A consciência é uma faca de dois gumes, como se costuma dizer ou, se preferirem, o pensamento pode ser uma armadilha. É preciso aprender a lidar com essa capacidade que, mais que qualquer outra coisa, torna nossa espécie ímpar entre os animais. Se tenho consciência que algo pode ser assim, ou que a explicação aceita é tal ou qual, esta informação interfere na observação dos fatos. Talvez as coisas até sejam do jeito que se explicou, mas saber de antemão o "truque da mágica" interfere na observação. Por saber antes como é, não acompanho o desenrolar com o mesmo interesse e atenção. A informação impede o descobrimento. Por isso é preciso lidar com o pensamento e a "sabedoria" acumulada com mais sabedoria ainda.
"Bem aventurados os pobres de espírito..." - assim foram traduzidas palavras supostamente ditas por Jesus. São esses "pobres de espírito" - que eu entendo apenas como pessoas sem a carga de uma montanha de informações - que me surpreendem e alegram com a verdadeira inteligência do ser humano. Elas navegam por um mar desconhecido, como todos nós mas, por não trazerem esse lastro de informações, fluem com muito mais leveza através dos desafios da vida e de nosso profundo desconhecimento de nós mesmos e, volta e meia, nos proporcionam o delicioso espetáculo da percepção. São elas, as pessoas que se costuma chamar de "simples" que, com muito mais freqüência descobrem diante de nossos olhos, o novo - a verdade contida em algo que está acontecendo, que é presente.
O novo guardado nos livros tem muito pouca utilidade para lidar com a vida. Serve quando se trata de uma ciência ou tecnologia. Quando uma pessoa quer se entender consigo, com seus pensamentos, com sua consciência e tudo mais que faz um ser humano e não sei nem nomear, aí, o saber das bibliotecas pode atrapalhar muito mais do que ajudar. As palavras de Jesus, de Buda, de Freud ou Jung, viram oração - repetidas mecanicamente, mortas. Os "pobres de espírito", às vezes, são capazes de nos surpreender com palavras cheias de vida.

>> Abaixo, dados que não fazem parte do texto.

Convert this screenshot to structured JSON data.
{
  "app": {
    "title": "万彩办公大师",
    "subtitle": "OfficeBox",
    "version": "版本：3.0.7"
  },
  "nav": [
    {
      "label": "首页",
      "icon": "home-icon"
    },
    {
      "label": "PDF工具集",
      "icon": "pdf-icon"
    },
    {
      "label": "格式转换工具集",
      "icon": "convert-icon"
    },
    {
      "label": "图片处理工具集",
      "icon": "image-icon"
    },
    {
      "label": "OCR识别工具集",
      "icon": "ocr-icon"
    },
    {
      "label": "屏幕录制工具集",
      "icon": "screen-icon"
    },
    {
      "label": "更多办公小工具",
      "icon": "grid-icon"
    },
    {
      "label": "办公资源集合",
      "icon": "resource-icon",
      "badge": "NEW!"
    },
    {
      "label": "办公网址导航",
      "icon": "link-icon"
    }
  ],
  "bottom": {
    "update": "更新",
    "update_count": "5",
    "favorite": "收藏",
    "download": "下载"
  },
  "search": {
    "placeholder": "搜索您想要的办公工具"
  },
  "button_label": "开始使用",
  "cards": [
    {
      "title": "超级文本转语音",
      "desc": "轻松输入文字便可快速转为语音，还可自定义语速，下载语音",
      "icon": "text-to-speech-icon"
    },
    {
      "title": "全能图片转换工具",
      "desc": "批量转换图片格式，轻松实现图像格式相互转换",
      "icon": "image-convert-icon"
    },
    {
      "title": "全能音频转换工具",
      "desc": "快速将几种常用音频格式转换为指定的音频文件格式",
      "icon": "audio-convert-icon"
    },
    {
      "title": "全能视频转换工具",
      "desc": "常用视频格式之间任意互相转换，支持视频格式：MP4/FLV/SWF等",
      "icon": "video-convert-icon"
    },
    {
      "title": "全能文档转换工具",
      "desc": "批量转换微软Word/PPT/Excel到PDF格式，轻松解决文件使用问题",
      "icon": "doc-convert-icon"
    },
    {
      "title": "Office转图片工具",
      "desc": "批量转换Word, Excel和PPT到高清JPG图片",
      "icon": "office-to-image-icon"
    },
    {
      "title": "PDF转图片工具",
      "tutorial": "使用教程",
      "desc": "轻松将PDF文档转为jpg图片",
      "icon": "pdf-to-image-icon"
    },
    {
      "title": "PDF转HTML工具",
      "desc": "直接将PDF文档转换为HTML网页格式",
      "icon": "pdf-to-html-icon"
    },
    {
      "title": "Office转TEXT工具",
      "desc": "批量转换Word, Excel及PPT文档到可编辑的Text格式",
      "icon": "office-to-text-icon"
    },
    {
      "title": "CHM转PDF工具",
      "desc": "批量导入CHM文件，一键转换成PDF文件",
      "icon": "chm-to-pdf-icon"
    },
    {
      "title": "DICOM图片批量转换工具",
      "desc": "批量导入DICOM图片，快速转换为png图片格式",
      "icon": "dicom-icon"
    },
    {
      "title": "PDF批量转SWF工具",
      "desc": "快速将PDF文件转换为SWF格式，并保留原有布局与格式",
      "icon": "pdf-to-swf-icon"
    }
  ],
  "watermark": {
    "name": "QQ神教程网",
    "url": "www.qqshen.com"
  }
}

Minha grande amiga sofreu muito por ser tratada como "pobre de espírito". Muitos, inclusive, confundem acumulo de informação com inteligência, sem atentar para a definição mais banal, do dicionário, de que inteligência é a "faculdade de aprender, apreender ou compreender". (A rigor, nunca achei uma definição de inteligência plenamente satisfatória. A inteligência me parece algo muito complexo, com múltiplas facetas - muitas inteligências.) Por circunstâncias da vida, o lastro - esse peso morto necessário numa embarcação - o "lastro de cultura" de minha grande amiga era menor, do que o das pessoas com quem convivia. Por isso, foi vítima de zombarias e chacotas. Assim, e por estar mais leve talvez, também sempre foi mais capaz da alegria. Pura, espontânea, como a dos outros animais, não humanos. Tudo isso fez dela, durante algum tempo, o bobo da corte ou, a boba da patota.
No entanto, ela sofria ou , como o João Valentão do Caymmi, tinha "seus momentos na vida", momentos em que invejava os grandes baús cheios de sabedoria - às vezes meros truques de ilusionismo - com que, aos olhas dela, as outras pessoas desfilavam. (Os intelectuais têm muito orgulho de seu saber!)
Pois bem, esta minha amiga querida, foi a pessoa que conheci mais capaz de aprender, de apreender e, em muitos momentos, de compreender. Como um farol, ela iluminou muita coisa aos meus olhos. Inclusive, o significado da frase de Jesus, que traduziram com os eufemismos de "pobres de espírito" e "reino dos céus" e, já na infância, colocaram no meu baú. É preciso muita simplicidade para a inteligência. Obrigado, amiga querida.